His response devastated me in multiple ways. But at least he wasn’t running off and hiding anymore. He was still here, letting me look at him, and talk to him.
The last time I’d seen him—excluding last night, which didn’t count because I hadn’t realized who he was—he’d held me desperately close and whispered his love to me.
I’d been fully ready to wait his four-year sentence for him. Except that sentence had been extended another thirty.
Which led to another reason I was crushed.
“How are you free this soon?” He wasn’t supposed to be free this soon.
His gaze finally lifted to mine, his dark brown eyes bruised with pain. “I don’t know. They let me out on parole, I guess.”
I laughed, but the sound morphed into a sob. But Parole? Parole was causing all this? Why hadn’t I thought of parole?
Slapping my hand over my mouth, I bit my lip as hard as I could to quell the tears I could feel forming. When I was able to finally control some of my emotions, I dropped my hand.
“So, I, uh...” I let out a shaky laugh and brushed the hair out of my face. “I have so many questions.” When he looked away again, my nerves went haywire. “You want to get out of here? Go somewhere to talk?”

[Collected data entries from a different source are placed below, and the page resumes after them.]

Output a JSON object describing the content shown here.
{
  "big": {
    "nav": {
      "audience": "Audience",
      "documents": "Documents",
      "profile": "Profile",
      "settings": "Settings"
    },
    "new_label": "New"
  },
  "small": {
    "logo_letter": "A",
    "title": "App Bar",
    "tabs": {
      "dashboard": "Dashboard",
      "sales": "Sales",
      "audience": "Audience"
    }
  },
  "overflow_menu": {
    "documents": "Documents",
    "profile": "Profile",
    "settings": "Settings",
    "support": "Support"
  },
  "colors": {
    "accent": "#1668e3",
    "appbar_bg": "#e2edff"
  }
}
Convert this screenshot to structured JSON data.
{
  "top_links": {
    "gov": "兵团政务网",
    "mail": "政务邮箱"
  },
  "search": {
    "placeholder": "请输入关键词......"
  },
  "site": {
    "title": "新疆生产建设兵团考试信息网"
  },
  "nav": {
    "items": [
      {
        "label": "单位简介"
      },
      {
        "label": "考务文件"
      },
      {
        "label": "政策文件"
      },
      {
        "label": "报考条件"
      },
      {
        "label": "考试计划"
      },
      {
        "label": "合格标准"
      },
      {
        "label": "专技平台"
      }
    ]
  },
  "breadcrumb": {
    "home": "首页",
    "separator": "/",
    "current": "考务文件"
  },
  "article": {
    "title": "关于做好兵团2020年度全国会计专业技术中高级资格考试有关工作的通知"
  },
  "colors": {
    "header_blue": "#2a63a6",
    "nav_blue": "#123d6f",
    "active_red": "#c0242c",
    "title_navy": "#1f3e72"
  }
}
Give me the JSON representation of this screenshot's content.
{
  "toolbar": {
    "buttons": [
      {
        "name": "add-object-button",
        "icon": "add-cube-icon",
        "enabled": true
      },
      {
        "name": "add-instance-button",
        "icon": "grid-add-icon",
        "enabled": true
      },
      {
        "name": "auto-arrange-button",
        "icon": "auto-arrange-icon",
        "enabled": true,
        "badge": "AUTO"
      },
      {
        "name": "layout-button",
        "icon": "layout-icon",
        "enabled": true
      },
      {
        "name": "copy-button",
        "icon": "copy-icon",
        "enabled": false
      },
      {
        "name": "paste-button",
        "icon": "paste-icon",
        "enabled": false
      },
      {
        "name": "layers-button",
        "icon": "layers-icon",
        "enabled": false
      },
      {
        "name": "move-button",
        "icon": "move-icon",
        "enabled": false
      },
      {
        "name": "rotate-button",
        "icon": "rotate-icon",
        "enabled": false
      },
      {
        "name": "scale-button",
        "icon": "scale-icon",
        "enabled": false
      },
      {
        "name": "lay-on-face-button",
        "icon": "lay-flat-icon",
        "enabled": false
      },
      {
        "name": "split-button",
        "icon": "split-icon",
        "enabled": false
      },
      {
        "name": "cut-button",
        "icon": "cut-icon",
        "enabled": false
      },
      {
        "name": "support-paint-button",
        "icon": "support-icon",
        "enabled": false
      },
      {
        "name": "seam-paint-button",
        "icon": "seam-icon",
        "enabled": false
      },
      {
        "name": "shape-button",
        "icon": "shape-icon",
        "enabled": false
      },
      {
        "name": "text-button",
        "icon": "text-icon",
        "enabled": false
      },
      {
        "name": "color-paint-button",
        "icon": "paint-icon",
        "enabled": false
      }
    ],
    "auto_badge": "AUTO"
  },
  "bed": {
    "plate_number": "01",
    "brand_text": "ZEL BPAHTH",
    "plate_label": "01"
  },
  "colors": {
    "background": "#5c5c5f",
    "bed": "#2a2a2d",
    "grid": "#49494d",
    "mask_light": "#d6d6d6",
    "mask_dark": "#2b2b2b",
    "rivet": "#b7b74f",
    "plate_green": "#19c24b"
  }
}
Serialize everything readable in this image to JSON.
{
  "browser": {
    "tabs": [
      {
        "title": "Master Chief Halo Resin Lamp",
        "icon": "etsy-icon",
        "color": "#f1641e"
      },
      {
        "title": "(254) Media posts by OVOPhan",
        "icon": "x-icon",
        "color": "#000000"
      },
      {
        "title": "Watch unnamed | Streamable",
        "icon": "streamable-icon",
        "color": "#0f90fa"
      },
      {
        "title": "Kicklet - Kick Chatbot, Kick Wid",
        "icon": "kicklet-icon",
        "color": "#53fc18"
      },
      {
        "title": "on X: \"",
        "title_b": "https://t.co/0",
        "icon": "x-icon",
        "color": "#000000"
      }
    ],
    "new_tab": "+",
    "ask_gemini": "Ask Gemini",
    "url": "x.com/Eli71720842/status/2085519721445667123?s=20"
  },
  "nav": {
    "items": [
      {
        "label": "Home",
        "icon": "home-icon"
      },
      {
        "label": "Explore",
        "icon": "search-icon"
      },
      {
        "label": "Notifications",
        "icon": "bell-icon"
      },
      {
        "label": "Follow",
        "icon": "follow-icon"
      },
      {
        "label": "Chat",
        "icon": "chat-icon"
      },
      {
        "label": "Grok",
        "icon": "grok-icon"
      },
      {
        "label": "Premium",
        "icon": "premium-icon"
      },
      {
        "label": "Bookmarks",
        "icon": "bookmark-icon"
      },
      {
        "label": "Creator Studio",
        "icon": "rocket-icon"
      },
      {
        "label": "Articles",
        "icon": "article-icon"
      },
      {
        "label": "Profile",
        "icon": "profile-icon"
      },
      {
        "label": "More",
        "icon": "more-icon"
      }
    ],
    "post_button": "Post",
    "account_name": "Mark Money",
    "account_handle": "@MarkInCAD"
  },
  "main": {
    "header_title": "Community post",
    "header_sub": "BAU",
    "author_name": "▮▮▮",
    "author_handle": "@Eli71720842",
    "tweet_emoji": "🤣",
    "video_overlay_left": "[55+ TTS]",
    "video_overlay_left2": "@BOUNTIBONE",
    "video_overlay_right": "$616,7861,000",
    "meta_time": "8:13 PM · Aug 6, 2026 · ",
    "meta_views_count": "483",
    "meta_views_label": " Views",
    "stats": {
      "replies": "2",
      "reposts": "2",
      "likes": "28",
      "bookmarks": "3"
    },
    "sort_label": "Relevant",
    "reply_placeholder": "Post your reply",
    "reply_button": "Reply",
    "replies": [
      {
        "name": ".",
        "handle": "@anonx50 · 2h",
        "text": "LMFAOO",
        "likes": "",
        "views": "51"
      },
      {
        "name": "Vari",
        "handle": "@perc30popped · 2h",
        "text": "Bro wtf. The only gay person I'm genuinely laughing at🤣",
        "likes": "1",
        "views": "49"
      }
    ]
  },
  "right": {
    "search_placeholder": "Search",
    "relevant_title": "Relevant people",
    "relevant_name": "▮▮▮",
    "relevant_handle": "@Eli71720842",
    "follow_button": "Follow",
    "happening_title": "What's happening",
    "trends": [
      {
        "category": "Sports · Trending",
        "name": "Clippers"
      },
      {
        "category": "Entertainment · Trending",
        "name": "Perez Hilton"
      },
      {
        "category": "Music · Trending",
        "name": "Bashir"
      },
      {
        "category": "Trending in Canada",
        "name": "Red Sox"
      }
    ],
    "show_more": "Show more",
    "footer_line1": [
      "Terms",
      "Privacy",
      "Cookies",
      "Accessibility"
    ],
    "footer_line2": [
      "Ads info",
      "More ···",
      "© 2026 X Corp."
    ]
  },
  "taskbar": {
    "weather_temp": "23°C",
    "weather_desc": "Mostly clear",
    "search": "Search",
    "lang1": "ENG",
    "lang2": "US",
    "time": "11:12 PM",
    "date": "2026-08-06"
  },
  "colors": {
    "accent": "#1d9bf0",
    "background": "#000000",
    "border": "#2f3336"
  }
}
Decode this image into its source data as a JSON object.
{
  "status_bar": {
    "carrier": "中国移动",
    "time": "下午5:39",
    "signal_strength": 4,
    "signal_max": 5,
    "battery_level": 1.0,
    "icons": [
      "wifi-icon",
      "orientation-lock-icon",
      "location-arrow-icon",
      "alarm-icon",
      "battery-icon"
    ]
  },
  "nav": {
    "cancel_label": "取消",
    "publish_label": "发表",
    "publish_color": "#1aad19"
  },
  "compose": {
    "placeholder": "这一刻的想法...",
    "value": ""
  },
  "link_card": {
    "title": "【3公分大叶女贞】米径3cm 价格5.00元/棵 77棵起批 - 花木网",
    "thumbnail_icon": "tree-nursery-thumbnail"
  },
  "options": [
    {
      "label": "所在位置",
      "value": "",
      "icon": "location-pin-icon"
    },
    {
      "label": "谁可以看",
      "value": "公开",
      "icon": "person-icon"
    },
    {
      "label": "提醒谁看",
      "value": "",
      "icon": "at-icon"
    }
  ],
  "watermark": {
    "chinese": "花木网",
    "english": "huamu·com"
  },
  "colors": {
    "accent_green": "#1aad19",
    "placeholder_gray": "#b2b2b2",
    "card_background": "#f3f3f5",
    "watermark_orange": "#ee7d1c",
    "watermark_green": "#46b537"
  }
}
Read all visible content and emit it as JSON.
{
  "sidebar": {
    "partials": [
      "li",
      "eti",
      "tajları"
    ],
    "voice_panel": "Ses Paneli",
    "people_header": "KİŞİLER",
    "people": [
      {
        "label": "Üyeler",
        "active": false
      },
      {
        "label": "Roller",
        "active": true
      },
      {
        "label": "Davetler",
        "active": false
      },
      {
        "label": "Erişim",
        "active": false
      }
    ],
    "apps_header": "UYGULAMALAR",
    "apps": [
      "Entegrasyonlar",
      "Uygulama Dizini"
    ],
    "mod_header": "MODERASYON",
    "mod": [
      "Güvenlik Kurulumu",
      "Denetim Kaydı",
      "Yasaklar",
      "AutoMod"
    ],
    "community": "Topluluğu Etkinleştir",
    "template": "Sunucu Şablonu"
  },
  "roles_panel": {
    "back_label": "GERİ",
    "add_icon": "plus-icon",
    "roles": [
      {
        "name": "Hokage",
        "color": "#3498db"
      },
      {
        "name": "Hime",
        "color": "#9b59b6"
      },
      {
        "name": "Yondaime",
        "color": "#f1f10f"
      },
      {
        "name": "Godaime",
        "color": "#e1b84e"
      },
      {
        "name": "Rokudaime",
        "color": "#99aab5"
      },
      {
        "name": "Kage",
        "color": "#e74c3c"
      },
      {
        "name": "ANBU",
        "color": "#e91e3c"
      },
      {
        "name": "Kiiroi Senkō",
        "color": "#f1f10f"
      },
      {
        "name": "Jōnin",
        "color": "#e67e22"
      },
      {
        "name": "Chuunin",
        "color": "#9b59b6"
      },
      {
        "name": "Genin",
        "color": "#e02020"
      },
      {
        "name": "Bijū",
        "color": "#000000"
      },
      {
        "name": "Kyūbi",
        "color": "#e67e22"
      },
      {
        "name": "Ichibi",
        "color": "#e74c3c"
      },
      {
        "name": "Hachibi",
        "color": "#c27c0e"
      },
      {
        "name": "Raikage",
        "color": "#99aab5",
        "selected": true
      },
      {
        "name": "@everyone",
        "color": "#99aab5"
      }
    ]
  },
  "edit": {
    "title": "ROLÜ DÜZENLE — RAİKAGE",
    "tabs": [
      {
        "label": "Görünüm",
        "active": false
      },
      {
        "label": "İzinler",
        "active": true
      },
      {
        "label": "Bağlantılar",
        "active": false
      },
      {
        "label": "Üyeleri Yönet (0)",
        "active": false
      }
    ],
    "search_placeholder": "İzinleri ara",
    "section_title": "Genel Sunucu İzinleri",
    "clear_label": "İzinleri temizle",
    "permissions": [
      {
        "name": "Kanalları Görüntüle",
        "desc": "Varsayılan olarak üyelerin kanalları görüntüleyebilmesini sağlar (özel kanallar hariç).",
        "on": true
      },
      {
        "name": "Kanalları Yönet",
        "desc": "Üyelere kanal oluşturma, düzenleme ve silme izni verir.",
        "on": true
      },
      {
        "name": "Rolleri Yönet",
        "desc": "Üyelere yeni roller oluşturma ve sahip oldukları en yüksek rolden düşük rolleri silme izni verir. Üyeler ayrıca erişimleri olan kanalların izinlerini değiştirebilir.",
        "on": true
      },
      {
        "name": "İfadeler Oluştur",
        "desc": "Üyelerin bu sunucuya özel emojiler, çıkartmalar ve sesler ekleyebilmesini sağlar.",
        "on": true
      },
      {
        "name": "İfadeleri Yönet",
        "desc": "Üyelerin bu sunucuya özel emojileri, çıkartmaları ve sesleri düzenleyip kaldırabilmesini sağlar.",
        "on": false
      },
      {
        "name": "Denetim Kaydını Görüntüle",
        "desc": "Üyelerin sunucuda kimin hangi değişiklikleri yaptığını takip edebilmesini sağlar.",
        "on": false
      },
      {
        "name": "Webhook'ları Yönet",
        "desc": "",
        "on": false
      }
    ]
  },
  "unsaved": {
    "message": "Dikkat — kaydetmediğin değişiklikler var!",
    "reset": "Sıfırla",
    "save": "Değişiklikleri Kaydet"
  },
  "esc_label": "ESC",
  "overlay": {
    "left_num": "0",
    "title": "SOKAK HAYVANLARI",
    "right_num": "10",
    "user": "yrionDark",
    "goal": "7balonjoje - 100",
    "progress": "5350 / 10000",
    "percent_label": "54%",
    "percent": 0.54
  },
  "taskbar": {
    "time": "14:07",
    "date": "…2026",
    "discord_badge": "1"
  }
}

He took a sudden interest in his feet and mumbled something that sounded a lot like, “No.”
My jaw dropped. “Excuse me? Did you just say no?”
He shrugged. “I just don’t see the point.”
I shook my head, my mind utterly blown.
“The point in what? In talking? But...what?” Was he insane? “It’s been six years. There’s like a million things to catch up on. We need to talk.”
A muscle in his jaw twitched, the one and only sign I’d gotten so far that this encounter might in any way be difficult for him. But then he hitched up one shoulder. “I don’t have anything to say.”
“How could you not...but what about...oh my God! Of course we have shit to say. We never even officially broke up.”
“We’re broken up,” he told his feet.
I almost clutched my heart because it felt as if he’d just stabbed it. Gaping, I shook my head. “Can you look me in the eye when you tell me that?”
He lifted his tortured brown eyes. “I don’t want to talk,” he said softly.